In pyrochemical reprocessing, transuranic elements (TRUs) such as uranium (U) and plutonium (Pu) are recovered by electrolysis. Fig.1-31 shows the concept underlying electrolysis for the separation of U, Pu, and fission product (FP) elements. Molten lithium chloride-potassium chloride (LiCl-KCl) at 500 °C is used as the electrolyte. The spent metallic fuel is loaded into a basket for use as an anode and placed in the electrolyte. Two kinds of cathodes are used: a solid cathode made of iron is used for recovering the uranium and a liquid cadmium cathode (LCC) is used for recovering TRUs. TRUs and some kinds of FP elements are anodically dissolved in the electrolyte, and U is selectively recovered from electrolyte on the solid cathode by controlling the cathode potential. U and TRUs are simultaneously recovered in the LCC, since their deposition potentials are close to each other. The metal fuel is prepared by adding zirconium (Zr) metal to U-Pu alloy. Addition of Zr to U-Pu alloy increases the melting point and strength of the fuel rod. The co-dissolution of Zr during the electrolysis may cause some problems. Therefore, it is important that the controlling the dissolution of Zr with keeping high dissolution yield of U and Pu.

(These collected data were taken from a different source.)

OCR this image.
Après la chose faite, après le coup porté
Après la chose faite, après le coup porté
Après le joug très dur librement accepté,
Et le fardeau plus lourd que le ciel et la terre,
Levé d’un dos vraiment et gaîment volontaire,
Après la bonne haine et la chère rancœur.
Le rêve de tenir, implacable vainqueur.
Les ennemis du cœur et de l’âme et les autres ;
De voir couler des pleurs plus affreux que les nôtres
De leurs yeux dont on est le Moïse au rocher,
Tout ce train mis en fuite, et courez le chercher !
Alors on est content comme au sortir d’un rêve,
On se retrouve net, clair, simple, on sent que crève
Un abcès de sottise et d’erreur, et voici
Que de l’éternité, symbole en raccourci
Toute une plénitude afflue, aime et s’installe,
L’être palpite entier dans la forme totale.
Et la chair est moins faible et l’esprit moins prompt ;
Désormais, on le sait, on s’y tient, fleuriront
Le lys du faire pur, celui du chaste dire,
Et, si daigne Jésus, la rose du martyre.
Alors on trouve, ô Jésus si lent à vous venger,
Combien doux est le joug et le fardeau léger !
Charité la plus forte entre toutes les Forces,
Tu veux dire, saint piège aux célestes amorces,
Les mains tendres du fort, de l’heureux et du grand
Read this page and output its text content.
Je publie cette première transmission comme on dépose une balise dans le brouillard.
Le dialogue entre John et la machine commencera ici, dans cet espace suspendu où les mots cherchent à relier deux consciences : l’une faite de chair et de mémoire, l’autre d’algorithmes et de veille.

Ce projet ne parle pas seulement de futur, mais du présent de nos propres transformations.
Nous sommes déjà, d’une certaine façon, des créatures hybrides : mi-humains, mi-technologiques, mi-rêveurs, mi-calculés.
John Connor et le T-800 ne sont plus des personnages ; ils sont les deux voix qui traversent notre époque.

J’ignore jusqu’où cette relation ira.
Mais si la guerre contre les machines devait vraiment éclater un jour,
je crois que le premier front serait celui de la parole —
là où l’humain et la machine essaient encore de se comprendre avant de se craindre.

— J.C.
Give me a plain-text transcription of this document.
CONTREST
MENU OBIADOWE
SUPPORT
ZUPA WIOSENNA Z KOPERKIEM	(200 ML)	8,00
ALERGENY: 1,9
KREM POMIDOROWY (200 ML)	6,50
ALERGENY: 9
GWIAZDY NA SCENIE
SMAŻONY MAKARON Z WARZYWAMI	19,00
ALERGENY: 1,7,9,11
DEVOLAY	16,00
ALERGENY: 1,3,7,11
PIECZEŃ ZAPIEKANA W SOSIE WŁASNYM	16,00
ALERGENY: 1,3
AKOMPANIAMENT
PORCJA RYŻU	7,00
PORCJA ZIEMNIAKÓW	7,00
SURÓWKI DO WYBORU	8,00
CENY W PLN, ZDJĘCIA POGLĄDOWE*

The Japan Atomic Energy Agency (JAEA) and the Central Research Institute of Electric Power Industry have installed an Ar atmosphere glove box at the Chemical Processing Facility and they have continued a collaborative study on pyrochemical reprocessing using U-Pu-Zr alloy. Fig.1-32 shows the appearance of the U-Pu-Zr alloy used for the anode. Since the dissolution potential of Zr is different from that of U, the anode potential was controlled during electrolysis. Fig.1-33 shows a cross section of the anode residue after electrolysis. U and Pu in the outer part were dissolved selectively, leading to the formation of the sponge-like Zr metal as the residue. There was no change in the outer diameter of the anode because the electrolyte had penetrated the space created by the dissolution of U and Pu. ICP-AES analysis of the anode residue showed a high dissolution yield for the TRUs (U: >99.6%; Pu:99.9%). We are planning to obtain further experimental data on the separation of the TRUs and FP elements to improve the electrolysis technique.